Monday, September 26, 2016 Headlines & Global News

Teleportation achieved by two teams of scientists

With the goal of developing faster transportation of information from point A to point B, two teams from Canada and China worked hard to get to another scientific breakthrough about “teleportation.”

By Shannon | Sep 23, 2016 11:22 AM EDT

Ari Dyckovsky is a finalist in the Intel Science Talent search
GAITHERSBURG,MD - March, 5:Ari Dyckovsky, 17, works on quantum physics experiments in the Physical Measurement Lab that deals with quantum computing and simulation Monday March 5, 2012 in Gaithersburg, MD at NIST, National Institute of Standards and Technology. Ari Dyckovsky is a finalist in the Intel Science Talent search. (Photo : Katherine Frey/The Washington Post via Getty Images)

If most people thought that quantum internet or quantum computers are impossible, Canada and China just reached a scientific breakthrough that proves that at least quantum teleportation can and did happen in their facilities.

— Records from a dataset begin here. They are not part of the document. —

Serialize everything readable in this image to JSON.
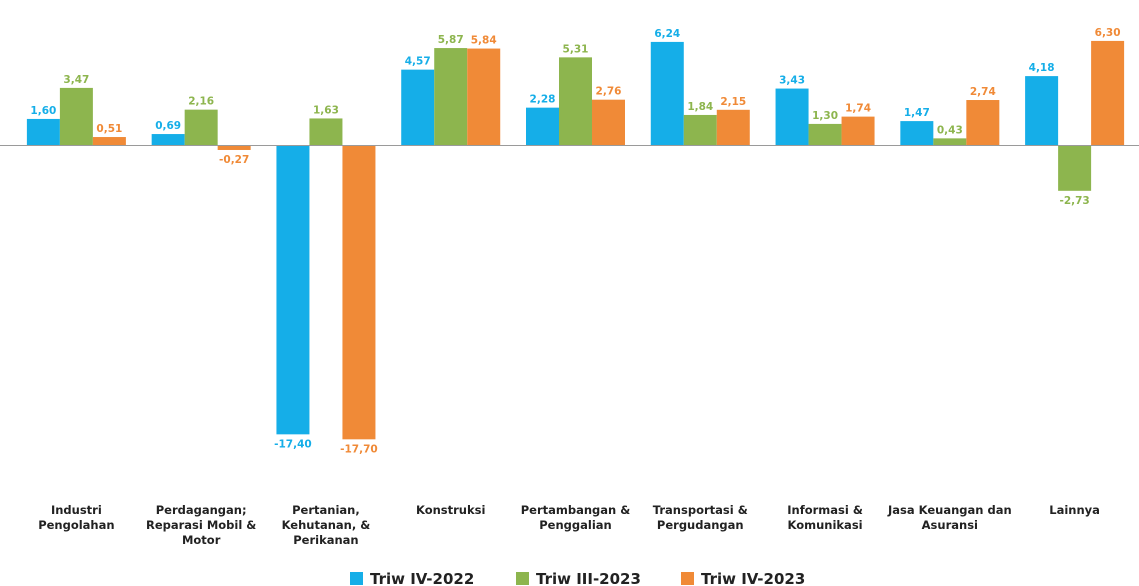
{
  "chart_data": {
    "type": "bar",
    "title": "",
    "xlabel": "",
    "ylabel": "",
    "ylim": [
      -17.7,
      6.3
    ],
    "grid": false,
    "legend_position": "bottom",
    "categories": [
      [
        "Industri",
        "Pengolahan"
      ],
      [
        "Perdagangan;",
        "Reparasi Mobil &",
        "Motor"
      ],
      [
        "Pertanian,",
        "Kehutanan, &",
        "Perikanan"
      ],
      [
        "Konstruksi"
      ],
      [
        "Pertambangan &",
        "Penggalian"
      ],
      [
        "Transportasi &",
        "Pergudangan"
      ],
      [
        "Informasi &",
        "Komunikasi"
      ],
      [
        "Jasa Keuangan dan",
        "Asuransi"
      ],
      [
        "Lainnya"
      ]
    ],
    "series": [
      {
        "name": "Triw IV-2022",
        "color": "#15aee8",
        "values": [
          1.6,
          0.69,
          -17.4,
          4.57,
          2.28,
          6.24,
          3.43,
          1.47,
          4.18
        ],
        "labels": [
          "1,60",
          "0,69",
          "-17,40",
          "4,57",
          "2,28",
          "6,24",
          "3,43",
          "1,47",
          "4,18"
        ]
      },
      {
        "name": "Triw III-2023",
        "color": "#8db54e",
        "values": [
          3.47,
          2.16,
          1.63,
          5.87,
          5.31,
          1.84,
          1.3,
          0.43,
          -2.73
        ],
        "labels": [
          "3,47",
          "2,16",
          "1,63",
          "5,87",
          "5,31",
          "1,84",
          "1,30",
          "0,43",
          "-2,73"
        ]
      },
      {
        "name": "Triw IV-2023",
        "color": "#f08a37",
        "values": [
          0.51,
          -0.27,
          -17.7,
          5.84,
          2.76,
          2.15,
          1.74,
          2.74,
          6.3
        ],
        "labels": [
          "0,51",
          "-0,27",
          "-17,70",
          "5,84",
          "2,76",
          "2,15",
          "1,74",
          "2,74",
          "6,30"
        ]
      }
    ]
  }
}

Quantum teleportation is the phenomenon wherein the quantum state of a particle affects the quantum state of another through the property commonly known as entanglement. This property states that changing the quantum state of one particle will alter the quantum state of another particle that it is entangles with.

To better understand quantum teleportation, Yahoo! News provides a scenario:

Imagine, if you will, three people: Alice, Bob and Charlie. Alice wants to send information to Bob. In order to do so, she prepares a photon she wants to teleport and sends it to Charlie, while Bob entangles two photons and sends one of them to Charlie.

When Charlie receives the two photons, one each from Alice and Bob, he carries out what's known as a Bell-state measurement, which actually forces the two to become entangled. This, in turn, causes the photon Bob has to collapse into the state of Alice's original photon, thereby teleporting quantum states between Alice and Bob, who can, in theory, be separated by a distance of miles.

The teams from Canada and China achieved quantum teleportation. The Canadian team was able to send quantum information 6.2 kilometers away of Calgary's fiber optic network and the Chinese team achieved 12.5 kilometers through a slightly different configuration.

"The two experiments can be seen as milestones on the path to a long-term goal, namely to build a fibre-based quantum internet connecting large cities," said Johannes Kofler at the Max Planck Institute of Quantum Optics in Munich, as reported by New Scientist.

The significance of this scientific breakthrough lies in the heart of the evolution of communication wherein information can travel far faster than how it does right now. Quantum computers will be able to do operations faster than imaginable. Quantum internet would allow you to dive into the world of web faster and with better security.

Though it might not be the teleportation that science fiction introduced, the idea of quantum teleportation is no less awe-inspiring.